A Aracruz Celulose, rebatizada de Fibria, retomou sua prática iniciada no período da ditadura militar para preparar novos terrenos aos plantios de eucalipto nos municípios de São Mateus e Conceição da Barra, antigo território de Sapê do Norte. A empresa avança sobre Áreas de Preservação Permanente (APPs) com seus correntões puxados por tratores de esteira, destruindo o pouco que ainda resta da Mata Atlântica e da fauna nativa na região. O intenso uso de agrotóxicos também eliminou as nascentes já em pequenas quantidades de água, que resistiam entre os eucaliptais.
Indignados com o cenário de destruição que se agravou nos últimos dois meses, os quilombolas denunciaram o problema ao Ministério Público Federal de São Mateus nesta quarta-feira (26). Eles cobram providências urgentes para interromper o que consideram “atitude criminosa” da empresa e a realização de uma audiência pública para discutir o problema e reparar os danos.
A denúncia é assinada pelo presidente da Associação dos Pequenos Produtores Rurais Vizinhos dos Empreendimentos dos municípios de Conceição da Barra e São Mateus, Manoel Pedro Serafim.
Além da destruição da mata nativa, ele alerta que animais têm sido encontrados mortos na região e algumas espécies desapareceram. A capina química promovida pela Aracruz também aumentou assustadoramente, como aponta Serafim. Os venenos são lançados até em cima das comunidades, que consomem água contaminada e apresentam problemas de saúde.

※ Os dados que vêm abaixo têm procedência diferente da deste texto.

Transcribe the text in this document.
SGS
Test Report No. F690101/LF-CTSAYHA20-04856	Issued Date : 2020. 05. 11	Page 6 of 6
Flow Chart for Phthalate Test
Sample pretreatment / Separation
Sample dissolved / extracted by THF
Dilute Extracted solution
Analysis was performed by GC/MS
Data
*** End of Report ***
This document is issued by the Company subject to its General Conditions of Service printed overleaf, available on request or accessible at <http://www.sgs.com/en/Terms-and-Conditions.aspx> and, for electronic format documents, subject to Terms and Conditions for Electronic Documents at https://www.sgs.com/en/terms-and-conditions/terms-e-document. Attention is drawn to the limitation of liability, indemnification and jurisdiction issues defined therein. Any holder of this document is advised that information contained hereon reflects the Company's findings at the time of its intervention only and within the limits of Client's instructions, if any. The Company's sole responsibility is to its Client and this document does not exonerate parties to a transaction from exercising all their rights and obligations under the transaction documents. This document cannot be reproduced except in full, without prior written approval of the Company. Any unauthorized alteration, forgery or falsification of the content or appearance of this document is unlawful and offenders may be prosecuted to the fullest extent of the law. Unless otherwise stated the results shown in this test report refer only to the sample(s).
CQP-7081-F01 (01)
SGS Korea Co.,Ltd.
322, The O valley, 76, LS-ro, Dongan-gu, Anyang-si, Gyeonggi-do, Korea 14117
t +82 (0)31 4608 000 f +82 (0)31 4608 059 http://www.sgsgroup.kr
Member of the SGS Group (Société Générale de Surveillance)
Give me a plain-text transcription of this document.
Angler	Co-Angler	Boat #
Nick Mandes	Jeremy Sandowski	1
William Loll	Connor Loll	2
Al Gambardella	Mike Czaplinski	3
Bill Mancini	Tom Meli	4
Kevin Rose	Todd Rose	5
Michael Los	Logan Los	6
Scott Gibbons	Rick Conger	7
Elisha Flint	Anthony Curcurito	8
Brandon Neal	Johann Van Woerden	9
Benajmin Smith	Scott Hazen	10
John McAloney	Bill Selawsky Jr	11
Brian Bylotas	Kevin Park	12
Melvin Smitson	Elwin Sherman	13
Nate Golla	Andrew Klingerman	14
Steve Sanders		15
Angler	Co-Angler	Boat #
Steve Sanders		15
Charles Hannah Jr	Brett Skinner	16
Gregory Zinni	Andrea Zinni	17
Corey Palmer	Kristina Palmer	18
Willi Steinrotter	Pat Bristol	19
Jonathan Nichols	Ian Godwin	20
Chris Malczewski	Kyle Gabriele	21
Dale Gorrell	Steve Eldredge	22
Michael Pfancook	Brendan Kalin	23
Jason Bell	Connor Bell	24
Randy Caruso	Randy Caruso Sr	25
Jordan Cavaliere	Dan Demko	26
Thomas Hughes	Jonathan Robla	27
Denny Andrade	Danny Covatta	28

Nas áreas da nascente do Córrego da Juquita, do rio Pita (foto abaixo) e das lagoas Juquita e dos Patos, em São Mateus, não há mais qualquer sinal de água, como mostram as imagens protocoladas na denúncia. Na estrada que margeia os municípios, o cenário também é de destruição.
“Quero saber que órgão ambiental autorizou a empresa a cometer esses crimes. Quando é um quilombola que faz um forninho para produzir carvão, a polícia logo aparece”, protestou Serafim.
Há dez dias, os quilombolas já haviam denunciado as movimentações da Aracruz de plantar eucalipto em áreas de preservação, próximos a córregos localizados nas comunidades de Roda D’ Água e São Jorge. Mas a comprovação veio em seguida, com a devastação e a morte de animais registrados pelos quilombolas.
Essas áreas antes eram tomadas por eucalipto, mas esses foram retirados pela empresa com a promessa de realizar um reflorestamento. No entanto, a Aracruz plantou exemplares de acácias, também utilizadas na produção de celulose e papel.
Embora a empresa invista pesado em publicidade para enfatizar que a relação com as comunidades melhorou após a compra da Aracruz pela Votorantim, em 2009, Serafim diz exatamente o contrário: “piorou bastante”. Ele relata as tentativas de sedução da empresa às famílias, oferecendo pequenos agrados e alternativas que distanciam os quilombolas da luta pelo território explorado pela Aracruz há décadas.
Histórico de omissão
O documento protocolado no MPF de São Mateus também reitera denúncias feitas anteriormente pelos quilombolas, até hoje sem qualquer providência.
A entidade destaca, mais uma vez, a maneira “estranha, descabida e omissa” que a Universidade Federal do Espírito Santo (Ufes), a Companhia Espírito Santense de Saneamento (Cesan) e o Serviço Autônomo de Água e Esgoto de São Mateus se recusaram a realizar testes para avaliar a qualidade da água dos córregos na região, contaminados pelos venenos.
A recomendação aos órgãos estaduais foi feita pelo ouvidor agrário nacional, Gercino José da Silva Filho, em 2012, após denúncia feita por Serafim para discutir o problema do veneno da Aracruz.
Por sua luta contra a empresa, Serafim é alvo de represálias na região e já teve sua propriedade incendiada.